Loading and Using the Fine-Tuned Model

from peft import PeftModel
from transformers import AutoModelForCausalLM, AutoTokenizer


def load_fine_tuned_model(
    base_model_name: str, adapter_path: str
) -> tuple[AutoModelForCausalLM, AutoTokenizer]:
    """Load a base model with a LoRA adapter for inference."""
    model = AutoModelForCausalLM.from_pretrained(
        base_model_name,
        device_map="auto",
        torch_dtype=torch.bfloat16,
    )
    model = PeftModel.from_pretrained(model, adapter_path)
    model = model.merge_and_unload()  # Merge adapter into base weights

    tokenizer = AutoTokenizer.from_pretrained(adapter_path)
    return model, tokenizer


# Inference
model, tokenizer = load_fine_tuned_model(
    "mistralai/Mistral-7B-v0.3", "./lora-adapter"
)

prompt = (
    "### Instruction:\nExtract structured data from the following text.\n\n"
    "### Input:\nAcme Corp reported Q3 2025 revenue of $4.2M, up 15% YoY.\n\n"
    "### Response:\n"
)

inputs = tokenizer(prompt, return_tensors="pt").to(model.device)
with torch.no_grad():
    outputs = model.generate(
        **inputs,
        max_new_tokens=256,
        temperature=0.1,
        do_sample=True,
    )

response = tokenizer.decode(outputs[0], skip_special_tokens=True)
print(response.split("### Response:\n")[-1])

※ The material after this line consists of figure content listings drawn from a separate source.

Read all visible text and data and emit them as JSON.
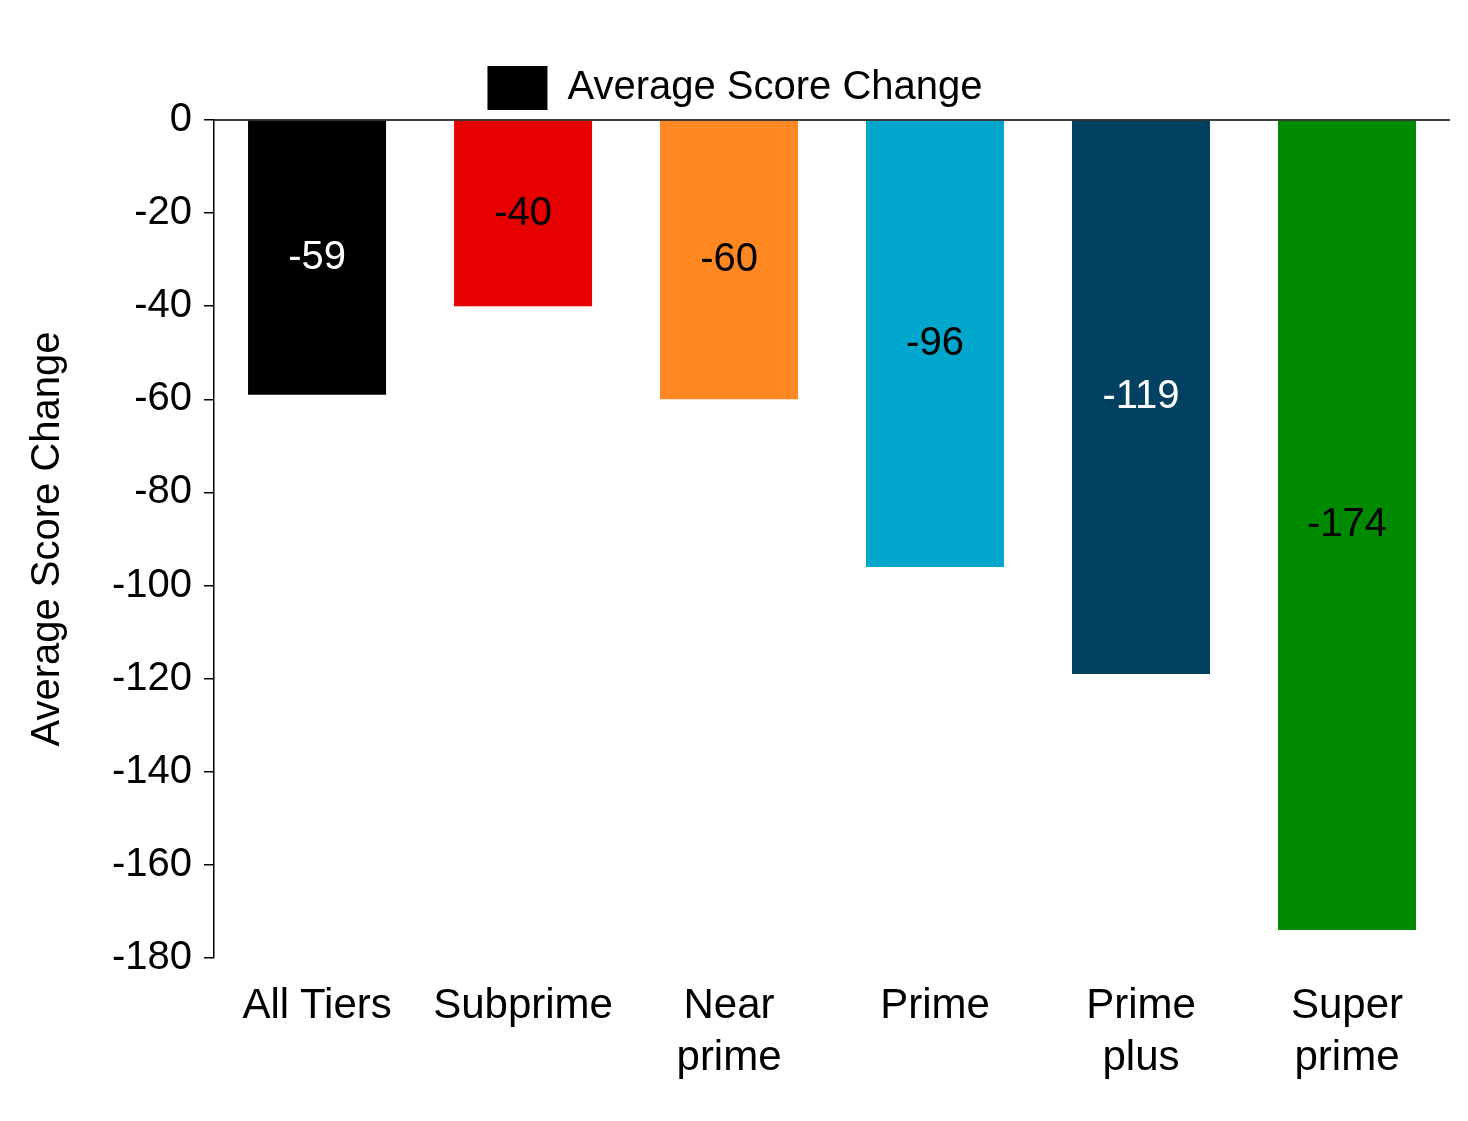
{
  "chart_data": {
    "type": "bar",
    "ylabel": "Average Score Change",
    "categories": [
      "All Tiers",
      "Subprime",
      "Near prime",
      "Prime",
      "Prime plus",
      "Super prime"
    ],
    "series": [
      {
        "name": "Average Score Change",
        "color": "#000000",
        "colors": [
          "#000000",
          "#e60000",
          "#ff8822",
          "#00a6cc",
          "#004060",
          "#008a00"
        ],
        "values": [
          -59,
          -40,
          -60,
          -96,
          -119,
          -174
        ]
      }
    ],
    "ylim": [
      -180,
      0
    ],
    "yticks": [
      0,
      -20,
      -40,
      -60,
      -80,
      -100,
      -120,
      -140,
      -160,
      -180
    ],
    "grid": false,
    "legend": "top",
    "data_labels": true
  }
}
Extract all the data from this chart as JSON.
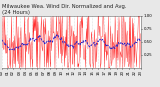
{
  "title": "Milwaukee Wea. Wind Dir. Normalized and Avg.\n(24 Hours)",
  "bg_color": "#e8e8e8",
  "plot_bg_color": "#ffffff",
  "red_color": "#ff0000",
  "blue_color": "#2222cc",
  "ylim": [
    0.0,
    1.0
  ],
  "n_points": 288,
  "grid_color": "#aaaaaa",
  "title_fontsize": 3.8,
  "tick_fontsize": 2.8,
  "ytick_values": [
    0.25,
    0.5,
    0.75,
    1.0
  ],
  "n_xticks": 24,
  "seed": 42
}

When to Fine-Tune vs. When to Use RAG

This is not a matter of preference. It is a function of what you are trying to change:

Dimension	RAG	Fine-Tuning
What it changes	The model’s knowledge at query time	The model’s behavior permanently
Data freshness	Real-time — update the vector store anytime	Static — retraining required for new behavior
Setup cost	Hours (vector DB + ingestion pipeline)	Days (training data curation + training + evaluation)
Inference cost	Higher (embedding + vector search + LLM call)	Lower (single model call, can use smaller model)
Latency	Higher (retrieval adds 50–200ms)	Lower (no retrieval step)
Accuracy on domain facts	High if chunks are correct	Moderate — model may still hallucinate
Output format control	Moderate — depends on prompt compliance	High — model learns the format
Training data required	None (just documents)	100–10,000 examples depending on task complexity

Use RAG when:

The task requires knowledge that changes (product catalog, documentation, news)
You need source attribution (cite which document the answer came from)
You have documents but not labeled training examples
Accuracy on specific facts matters more than output format

Use fine-tuning when:

You need a specific output format that prompting cannot reliably produce
You want to reduce inference cost by using a smaller, specialized model
The model’s tone, style, or verbosity needs systematic adjustment
You have labeled examples and the patience to build an evaluation pipeline

Use both when:

You need domain knowledge (RAG) and specific behavior (fine-tuning)
Fine-tune the model for output format, then retrieve context for domain facts
This is the architecture behind most production-grade domain-specific assistants

The teams that ship the best NLP systems are not the ones that pick one approach and optimize it. They are the ones that match the approach to the failure mode. If the model does not know something, add retrieval. If the model knows but misbehaves, fine-tune. If the model knows and behaves but the answer is wrong, fix your evaluation pipeline — you have a measurement problem, not a model problem.